Aber sind wir nicht auch alle selbst schuld an diesem Drama? Müssten wir nicht einfach nur manchmal ein bisschen genauer hinschauen und Hilfe anbieten, wo Hilfe nötig ist, denn Brutalität entsteht auch aus Gleichgültigkeit? Lukas Goldbach führt uns unsere Verfehlungen vor, wenn er aus dem Einkaufswagen des Lebensmittelhändlers das hervorholt, was Konsumenten begehren. Hier gibt es alles, sogar von Kinderhänden geknüpfte Teppiche und – ganz aktuell – »Merchandising-Artikel von Pegida« und Zeitschriften mit »Karikaturen von bekannten religiösen Ikonen«.

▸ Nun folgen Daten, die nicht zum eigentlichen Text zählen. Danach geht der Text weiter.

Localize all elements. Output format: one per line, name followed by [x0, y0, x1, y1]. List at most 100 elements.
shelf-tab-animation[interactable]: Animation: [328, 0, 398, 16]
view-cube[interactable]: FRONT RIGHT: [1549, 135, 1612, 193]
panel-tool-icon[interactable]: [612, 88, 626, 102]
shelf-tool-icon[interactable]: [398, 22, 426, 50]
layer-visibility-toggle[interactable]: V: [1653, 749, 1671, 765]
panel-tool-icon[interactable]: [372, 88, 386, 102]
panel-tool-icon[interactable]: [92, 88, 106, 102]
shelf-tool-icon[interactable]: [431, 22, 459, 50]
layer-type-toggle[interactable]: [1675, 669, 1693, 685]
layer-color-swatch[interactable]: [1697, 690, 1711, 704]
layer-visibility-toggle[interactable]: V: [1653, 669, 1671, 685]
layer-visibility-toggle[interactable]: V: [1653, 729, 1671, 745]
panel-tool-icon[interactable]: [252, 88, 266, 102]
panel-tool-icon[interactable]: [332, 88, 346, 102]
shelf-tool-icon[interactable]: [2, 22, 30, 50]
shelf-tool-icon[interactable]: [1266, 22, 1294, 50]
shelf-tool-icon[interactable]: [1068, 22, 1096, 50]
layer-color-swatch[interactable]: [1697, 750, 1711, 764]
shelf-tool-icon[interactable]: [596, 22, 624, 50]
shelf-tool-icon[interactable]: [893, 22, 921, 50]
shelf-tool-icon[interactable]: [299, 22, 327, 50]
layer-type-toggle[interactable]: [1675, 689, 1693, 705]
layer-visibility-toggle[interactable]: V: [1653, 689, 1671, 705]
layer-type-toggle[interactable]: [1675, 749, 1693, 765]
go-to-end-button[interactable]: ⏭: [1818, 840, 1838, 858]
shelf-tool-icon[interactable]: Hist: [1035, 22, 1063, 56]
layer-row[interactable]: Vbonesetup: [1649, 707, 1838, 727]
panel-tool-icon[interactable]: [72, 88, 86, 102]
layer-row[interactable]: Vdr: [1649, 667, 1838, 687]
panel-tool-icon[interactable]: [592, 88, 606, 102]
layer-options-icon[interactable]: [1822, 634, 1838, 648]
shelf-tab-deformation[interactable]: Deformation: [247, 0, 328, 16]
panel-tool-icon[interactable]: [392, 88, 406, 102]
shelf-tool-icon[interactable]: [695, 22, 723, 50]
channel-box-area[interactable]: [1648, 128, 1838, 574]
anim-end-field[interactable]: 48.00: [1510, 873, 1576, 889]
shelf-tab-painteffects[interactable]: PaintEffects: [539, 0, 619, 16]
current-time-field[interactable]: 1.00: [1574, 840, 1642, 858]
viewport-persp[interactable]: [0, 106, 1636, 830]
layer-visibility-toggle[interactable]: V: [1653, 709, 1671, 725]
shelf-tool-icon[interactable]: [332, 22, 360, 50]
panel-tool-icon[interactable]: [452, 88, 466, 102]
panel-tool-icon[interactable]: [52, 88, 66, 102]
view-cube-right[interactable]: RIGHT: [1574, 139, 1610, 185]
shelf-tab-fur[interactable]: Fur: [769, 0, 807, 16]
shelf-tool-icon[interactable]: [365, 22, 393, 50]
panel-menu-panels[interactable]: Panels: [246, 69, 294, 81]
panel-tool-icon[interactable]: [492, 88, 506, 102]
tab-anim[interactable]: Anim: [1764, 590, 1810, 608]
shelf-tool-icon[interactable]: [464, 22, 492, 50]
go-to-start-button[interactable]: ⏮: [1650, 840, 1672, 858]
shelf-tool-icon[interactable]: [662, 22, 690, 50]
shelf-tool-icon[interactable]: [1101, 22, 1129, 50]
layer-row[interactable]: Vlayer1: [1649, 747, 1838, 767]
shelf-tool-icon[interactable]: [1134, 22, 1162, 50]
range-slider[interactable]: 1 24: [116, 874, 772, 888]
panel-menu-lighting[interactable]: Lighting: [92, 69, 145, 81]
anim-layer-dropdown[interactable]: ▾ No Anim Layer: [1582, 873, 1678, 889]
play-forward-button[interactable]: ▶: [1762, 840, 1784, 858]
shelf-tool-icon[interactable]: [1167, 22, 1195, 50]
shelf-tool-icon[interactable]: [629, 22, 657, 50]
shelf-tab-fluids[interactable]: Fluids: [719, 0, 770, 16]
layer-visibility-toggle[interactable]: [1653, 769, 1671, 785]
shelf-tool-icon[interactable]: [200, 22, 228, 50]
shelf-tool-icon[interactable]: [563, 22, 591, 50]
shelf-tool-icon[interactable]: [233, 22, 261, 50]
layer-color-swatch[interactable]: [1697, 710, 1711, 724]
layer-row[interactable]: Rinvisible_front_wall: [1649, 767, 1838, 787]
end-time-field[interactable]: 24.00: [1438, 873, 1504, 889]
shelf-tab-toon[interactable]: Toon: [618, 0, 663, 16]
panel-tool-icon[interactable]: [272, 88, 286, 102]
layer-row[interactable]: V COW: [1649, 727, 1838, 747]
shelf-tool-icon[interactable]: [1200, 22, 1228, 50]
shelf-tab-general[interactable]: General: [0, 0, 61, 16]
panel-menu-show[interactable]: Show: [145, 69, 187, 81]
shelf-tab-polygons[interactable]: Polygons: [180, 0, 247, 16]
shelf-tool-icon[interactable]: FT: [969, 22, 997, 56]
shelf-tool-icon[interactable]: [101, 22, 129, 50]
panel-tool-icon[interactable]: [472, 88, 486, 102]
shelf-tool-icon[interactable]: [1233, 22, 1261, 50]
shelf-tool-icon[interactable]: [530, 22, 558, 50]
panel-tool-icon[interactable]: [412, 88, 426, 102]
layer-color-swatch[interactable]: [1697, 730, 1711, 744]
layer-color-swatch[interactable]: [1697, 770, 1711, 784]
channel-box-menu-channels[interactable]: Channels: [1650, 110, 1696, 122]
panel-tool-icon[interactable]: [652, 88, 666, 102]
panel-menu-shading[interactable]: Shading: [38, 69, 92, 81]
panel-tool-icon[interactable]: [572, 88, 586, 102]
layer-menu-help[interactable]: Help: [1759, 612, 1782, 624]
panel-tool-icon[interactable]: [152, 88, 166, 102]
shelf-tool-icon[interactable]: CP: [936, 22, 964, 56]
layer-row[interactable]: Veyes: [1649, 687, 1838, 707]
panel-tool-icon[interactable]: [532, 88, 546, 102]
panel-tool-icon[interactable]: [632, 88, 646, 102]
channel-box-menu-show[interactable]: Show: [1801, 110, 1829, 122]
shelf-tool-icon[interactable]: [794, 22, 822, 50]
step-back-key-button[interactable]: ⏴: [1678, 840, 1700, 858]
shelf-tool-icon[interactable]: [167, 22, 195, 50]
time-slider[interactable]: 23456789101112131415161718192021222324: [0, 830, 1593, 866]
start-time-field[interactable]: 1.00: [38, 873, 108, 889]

Es ist das Schauspieler-Quintett, das in Gemeinschaftsleistung die mehr als vierzig Szenen trotz der verwirrenden Spielebenen und Zeitsprünge zum rundum gelungenen und nachvollziehbaren Theaterabend macht. Pascal Thomas, Carolin Weber, Anne-Elise Minetti, Roman Kurtz und Lukas Goldbach zelebrieren das blitzartige Eintauchen in fremde Identitäten: Gestandene Männer werden zu hübschen Flugbegleiterinnen und Frauen zu abgründigen Trunkenbolden. Das hat – bei aller Sozialkritik – hohen Unterhaltungswert und bietet Anstoß zum Nachdenken. Keine leichte Kost, auch wenn sie als solche daherkommt und mit einem Lächeln serviert wird.